The fact that they came straight to Broadway with this show explains a lot. The stunts are fun and our seats were pretty good for viewing them, but I didn’t believe the producer who introduced it when he said the Foxwoods Theater “was the only theater that could accommodate them.” I think it was the only theater that the director wanted and the only theater that would work with them, considering the potential financial liability incurred by breaking the actors and putting the audience in harm’s way.


And did this nonsense really cost $65 million?! Please tell me that was a typo and you meant $6.5 million.
(NOTE: that was not a typo.) It’s “Springtime for Hitler and Germany,” alright! You are also right that the Swiss Miss needs to go. That latex fetish silver costume is a fright best left to nightmares. I didn’t mind Arachne, but mostly because I like the dance scene where several spiders fall from the sky to create a web from enormous gray ribbons. So Arachne can also be deleted. The second act doesn’t in any way explain to us why Arachne is necessary. Plus if their core audience is meant to be comic book readers and Spider-Man movie fans, it’s just bad business to flip the script so much.

At moments, they did a good job of bringing the visual of the comic book to life, but not always. I liked the giant visual projections, though the one with all the small television sets (sorry to anyone who hasn’t seen this train wreck I just can’t describe that scene) was a little too like “Max Headroom” for my taste. I also liked SOME of the dancing. I love dance, and watching how people move, so for me this is a very important element. Some of it was good, but lots sucked in terms of choreography. The sad thing is that they had good dancers. But seriously, in 1985 – the year in which that music was stuck – most of those dancers were either babies or weren’t alive yet. I give them credit for doing their best to “sell it” to a crap soundtrack. The same can be said for the actors. They did the best they could with the bullshit they were given. And the women who play M.J. and Arachne are good singers. With luck, someone important will notice them and put them in a decent play.

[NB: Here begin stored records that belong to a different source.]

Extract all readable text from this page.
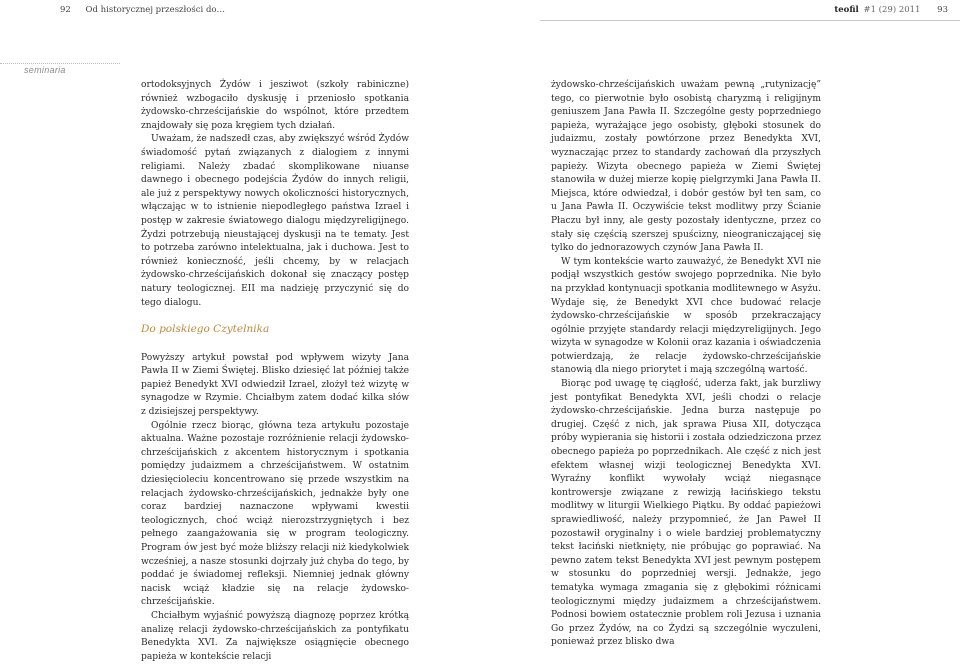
92 Od historycznej przeszłości do…	teofil #1 (29) 2011 93
seminaria

ortodoksyjnych Żydów i jesziwot (szkoły rabiniczne) również wzbogaciło dyskusję i przeniosło spotkania żydowsko-chrześcijańskie do wspólnot, które przedtem znajdowały się poza kręgiem tych działań.

Uważam, że nadszedł czas, aby zwiększyć wśród Żydów świadomość pytań związanych z dialogiem z innymi religiami. Należy zbadać skomplikowane niuanse dawnego i obecnego podejścia Żydów do innych religii, ale już z perspektywy nowych okoliczności historycznych, włączając w to istnienie niepodległego państwa Izrael i postęp w zakresie światowego dialogu międzyreligijnego. Żydzi potrzebują nieustającej dyskusji na te tematy. Jest to potrzeba zarówno intelektualna, jak i duchowa. Jest to również konieczność, jeśli chcemy, by w relacjach żydowsko-chrześcijańskich dokonał się znaczący postęp natury teologicznej. EII ma nadzieję przyczynić się do tego dialogu.

Do polskiego Czytelnika

Powyższy artykuł powstał pod wpływem wizyty Jana Pawła II w Ziemi Świętej. Blisko dziesięć lat później także papież Benedykt XVI odwiedził Izrael, złożył też wizytę w synagodze w Rzymie. Chciałbym zatem dodać kilka słów z dzisiejszej perspektywy.

Ogólnie rzecz biorąc, główna teza artykułu pozostaje aktualna. Ważne pozostaje rozróżnienie relacji żydowsko-chrześcijańskich z akcentem historycznym i spotkania pomiędzy judaizmem a chrześcijaństwem. W ostatnim dziesięcioleciu koncentrowano się przede wszystkim na relacjach żydowsko-chrześcijańskich, jednakże były one coraz bardziej naznaczone wpływami kwestii teologicznych, choć wciąż nierozstrzygniętych i bez pełnego zaangażowania się w program teologiczny. Program ów jest być może bliższy relacji niż kiedykolwiek wcześniej, a nasze stosunki dojrzały już chyba do tego, by poddać je świadomej refleksji. Niemniej jednak główny nacisk wciąż kładzie się na relacje żydowsko-chrześcijańskie.

Chciałbym wyjaśnić powyższą diagnozę poprzez krótką analizę relacji żydowsko-chrześcijańskich za pontyfikatu Benedykta XVI. Za największe osiągnięcie obecnego papieża w kontekście relacji

żydowsko-chrześcijańskich uważam pewną „rutynizację” tego, co pierwotnie było osobistą charyzmą i religijnym geniuszem Jana Pawła II. Szczególne gesty poprzedniego papieża, wyrażające jego osobisty, głęboki stosunek do judaizmu, zostały powtórzone przez Benedykta XVI, wyznaczając przez to standardy zachowań dla przyszłych papieży. Wizyta obecnego papieża w Ziemi Świętej stanowiła w dużej mierze kopię pielgrzymki Jana Pawła II. Miejsca, które odwiedzał, i dobór gestów był ten sam, co u Jana Pawła II. Oczywiście tekst modlitwy przy Ścianie Płaczu był inny, ale gesty pozostały identyczne, przez co stały się częścią szerszej spuścizny, nieograniczającej się tylko do jednorazowych czynów Jana Pawła II.

W tym kontekście warto zauważyć, że Benedykt XVI nie podjął wszystkich gestów swojego poprzednika. Nie było na przykład kontynuacji spotkania modlitewnego w Asyżu. Wydaje się, że Benedykt XVI chce budować relacje żydowsko-chrześcijańskie w sposób przekraczający ogólnie przyjęte standardy relacji międzyreligijnych. Jego wizyta w synagodze w Kolonii oraz kazania i oświadczenia potwierdzają, że relacje żydowsko-chrześcijańskie stanowią dla niego priorytet i mają szczególną wartość.

Biorąc pod uwagę tę ciągłość, uderza fakt, jak burzliwy jest pontyfikat Benedykta XVI, jeśli chodzi o relacje żydowsko-chrześcijańskie. Jedna burza następuje po drugiej. Część z nich, jak sprawa Piusa XII, dotycząca próby wypierania się historii i została odziedziczona przez obecnego papieża po poprzednikach. Ale część z nich jest efektem własnej wizji teologicznej Benedykta XVI. Wyraźny konflikt wywołały wciąż niegasnące kontrowersje związane z rewizją łacińskiego tekstu modlitwy w liturgii Wielkiego Piątku. By oddać papieżowi sprawiedliwość, należy przypomnieć, że Jan Paweł II pozostawił oryginalny i o wiele bardziej problematyczny tekst łaciński nietknięty, nie próbując go poprawiać. Na pewno zatem tekst Benedykta XVI jest pewnym postępem w stosunku do poprzedniej wersji. Jednakże, jego tematyka wymaga zmagania się z głębokimi różnicami teologicznymi między judaizmem a chrześcijaństwem. Podnosi bowiem ostatecznie problem roli Jezusa i uznania Go przez Żydów, na co Żydzi są szczególnie wyczuleni, ponieważ przez blisko dwa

I could continue ad infinitum, so let it suffice to say the second act HAS NO PLOT. You are totally right in saying that the only way to salvage this horror is to return to the comic books for inspiration, fire Bono, try to pull Julie Taymor out of her ego-trip and rewrite the entire script.


Folks should only spend the money on this if, like me, they have a student discount that brings the tickets down to 1/3 the box-office price. They are worth that much for the laugh, because the dancing spider was probably the best laugh I’ll have all month.

1 comment:

Rachel Kolb said...

M.J. was in a great show called "Next to Normal." If you get a chance, check it out before it closes. She played the original daughter. It will be better (and cheaper) than your experience with "Spiderman."